Seeing boobs. In fifth grade, having recently gained access to the internet but having yet to fully grasp how it worked, I sent an email to boobs@boobs.com and hoped for the best. Incredibly, the good people at boobs.com—or at least, their auto-responder—actually got back to me, with, unsurprisingly, pictures of boobs. The most memorable were the two in the boobs.com logo, where they had replaced the O’s in the word “boobs.” (Note: I couldn’t figure out how to prevent email clients from automatically adding links to the URLs in this paragraph. I recommend not clicking them.)
Beginning from this moment in fifth grade, and lasting farther into adulthood than I’d like to admit, seeing boobs was consistently one of my top priorities in life. That goal has never felt more distant that it does today, now that rote, utilitarian female toplessness has become a background hum in the noise of daily life. My wife has her shirt off constantly, and her boobs have been seen (and, in some cases, groped and analyzed) by an unending stream of family, friends, and medical professionals, not to mention by our actual child.
These days boobs are visible all the time, and yet I barely even notice. If my teenage self could see me now, he’d rue the man I’ve become.
The meaning of life Ponzi scheme. Here’s a thought I had at 5 am that’s probably stupid. (I’ve had hundreds of these over the past few weeks; you’re lucky you’re only getting one.)
Lots of people say they want to have kids to add a source of meaning to their life. That’s not why I did it, but I’ve felt the effect nonetheless—having a baby automatically gives you a long list of reasons to get out of bed in the morning, though admittedly a disproportionate amount of them are poop-related.
But if the problem is a lack of meaning in your life, are you actually solving that problem by having a baby, or are you just passing it on to the next generation? After all, one day your kid is going to grow up and start looking for meaning in their life. So it’s basically just an endless game of hot potato.
Self of Theseus. I don’t know that I ever really thought that having a baby would transform me into a completely different person, at least not right away, but the possibility had certainly occurred to me. So I’m relieved, and perhaps also a touch disappointed, that so far I seem to be pretty much the same as I’ve always been.

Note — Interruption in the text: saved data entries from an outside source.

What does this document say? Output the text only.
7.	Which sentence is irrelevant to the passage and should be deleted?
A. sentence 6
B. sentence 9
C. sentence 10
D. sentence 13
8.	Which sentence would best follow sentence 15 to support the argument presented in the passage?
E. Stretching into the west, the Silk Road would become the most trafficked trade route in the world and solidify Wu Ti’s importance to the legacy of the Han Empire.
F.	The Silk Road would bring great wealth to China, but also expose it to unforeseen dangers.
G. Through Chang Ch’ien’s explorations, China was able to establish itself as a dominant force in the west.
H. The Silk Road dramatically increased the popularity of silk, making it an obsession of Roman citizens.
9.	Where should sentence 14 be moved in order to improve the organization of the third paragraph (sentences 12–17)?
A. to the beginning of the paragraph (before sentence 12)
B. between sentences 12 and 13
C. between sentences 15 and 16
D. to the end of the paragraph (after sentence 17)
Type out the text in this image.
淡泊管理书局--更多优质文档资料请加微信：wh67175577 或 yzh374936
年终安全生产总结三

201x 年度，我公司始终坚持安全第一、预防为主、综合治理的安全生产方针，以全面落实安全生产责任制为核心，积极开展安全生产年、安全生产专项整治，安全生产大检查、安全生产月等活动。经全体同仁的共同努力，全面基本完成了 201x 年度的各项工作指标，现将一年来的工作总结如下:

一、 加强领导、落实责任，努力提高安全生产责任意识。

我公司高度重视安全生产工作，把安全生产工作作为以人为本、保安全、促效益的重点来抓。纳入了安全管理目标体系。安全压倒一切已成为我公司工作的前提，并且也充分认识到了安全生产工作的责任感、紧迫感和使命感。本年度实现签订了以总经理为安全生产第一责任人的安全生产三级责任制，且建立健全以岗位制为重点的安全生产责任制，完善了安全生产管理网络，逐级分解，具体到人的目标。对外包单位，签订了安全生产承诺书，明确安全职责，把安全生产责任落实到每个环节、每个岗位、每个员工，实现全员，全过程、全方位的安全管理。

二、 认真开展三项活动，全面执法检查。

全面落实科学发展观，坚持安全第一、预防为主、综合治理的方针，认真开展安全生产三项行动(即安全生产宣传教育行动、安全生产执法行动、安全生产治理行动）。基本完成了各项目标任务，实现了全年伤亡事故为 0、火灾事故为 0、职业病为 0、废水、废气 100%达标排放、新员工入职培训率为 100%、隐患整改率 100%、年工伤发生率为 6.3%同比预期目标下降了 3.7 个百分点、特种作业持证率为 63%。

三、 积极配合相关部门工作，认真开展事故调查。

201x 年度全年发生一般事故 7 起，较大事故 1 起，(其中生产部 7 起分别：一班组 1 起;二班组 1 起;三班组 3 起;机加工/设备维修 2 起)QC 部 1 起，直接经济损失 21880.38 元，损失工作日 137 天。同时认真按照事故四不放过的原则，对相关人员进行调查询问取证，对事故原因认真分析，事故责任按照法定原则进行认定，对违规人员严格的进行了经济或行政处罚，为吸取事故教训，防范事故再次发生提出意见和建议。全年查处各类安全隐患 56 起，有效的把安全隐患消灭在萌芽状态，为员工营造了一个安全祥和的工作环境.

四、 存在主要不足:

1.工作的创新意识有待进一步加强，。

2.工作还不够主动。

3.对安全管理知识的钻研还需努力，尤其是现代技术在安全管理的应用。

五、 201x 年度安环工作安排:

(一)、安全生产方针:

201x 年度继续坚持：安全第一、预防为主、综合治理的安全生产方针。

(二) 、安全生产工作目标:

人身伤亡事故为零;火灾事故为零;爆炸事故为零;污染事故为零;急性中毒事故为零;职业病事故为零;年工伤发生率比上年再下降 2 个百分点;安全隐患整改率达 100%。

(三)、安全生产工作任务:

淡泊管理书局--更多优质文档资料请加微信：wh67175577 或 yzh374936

While my wife was in labor, my other piece about having a baby started to become one of my most-read essays yet, and every time I checked my phone my inbox was full of new likes and subscriber notifications3. Perhaps such superficial pleasures will no longer hold their former appeal, I thought, now that I’m knee-deep in the miracle of life. But no: that shit felt just as good as it always does. Our selves are tenacious bastards, not so easily eradicated.
Then again, looking at my child, it becomes obvious that change is life’s only constant. Was I myself really a baby as well, way back in the day? The prospect seems impossible, yet all available evidence suggests it’s true. Maybe in another 34 years, my current self will seem just as distant as my newborn self does now.
Now that I know the joys of my child’s unconditional love, adulation from internet strangers means nothing to me, so I don’t even care whether or not you click the like button underneath these footnotes.
I only recently got married, and I still feel weird saying “my wife”—it’s so old-fashioned and stodgy! Plus I always hear it in the Borat voice. I am, however, vehemently opposed to straight people using the term “partner” in almost all circumstances.
There’s at least one fictional example—the scene in Infinite Jest when Don Gately robs one of the Quebecois separatists. Unaware that the victim has a horribly stuffy nose, Gately gags his mouth, and he eventually suffocates.
Note for people who don’t have kids: labor is a long process, and there’s a surprising amount of downtime. I wasn’t checking my phone while my wife was, like, actively birthing our child or anything.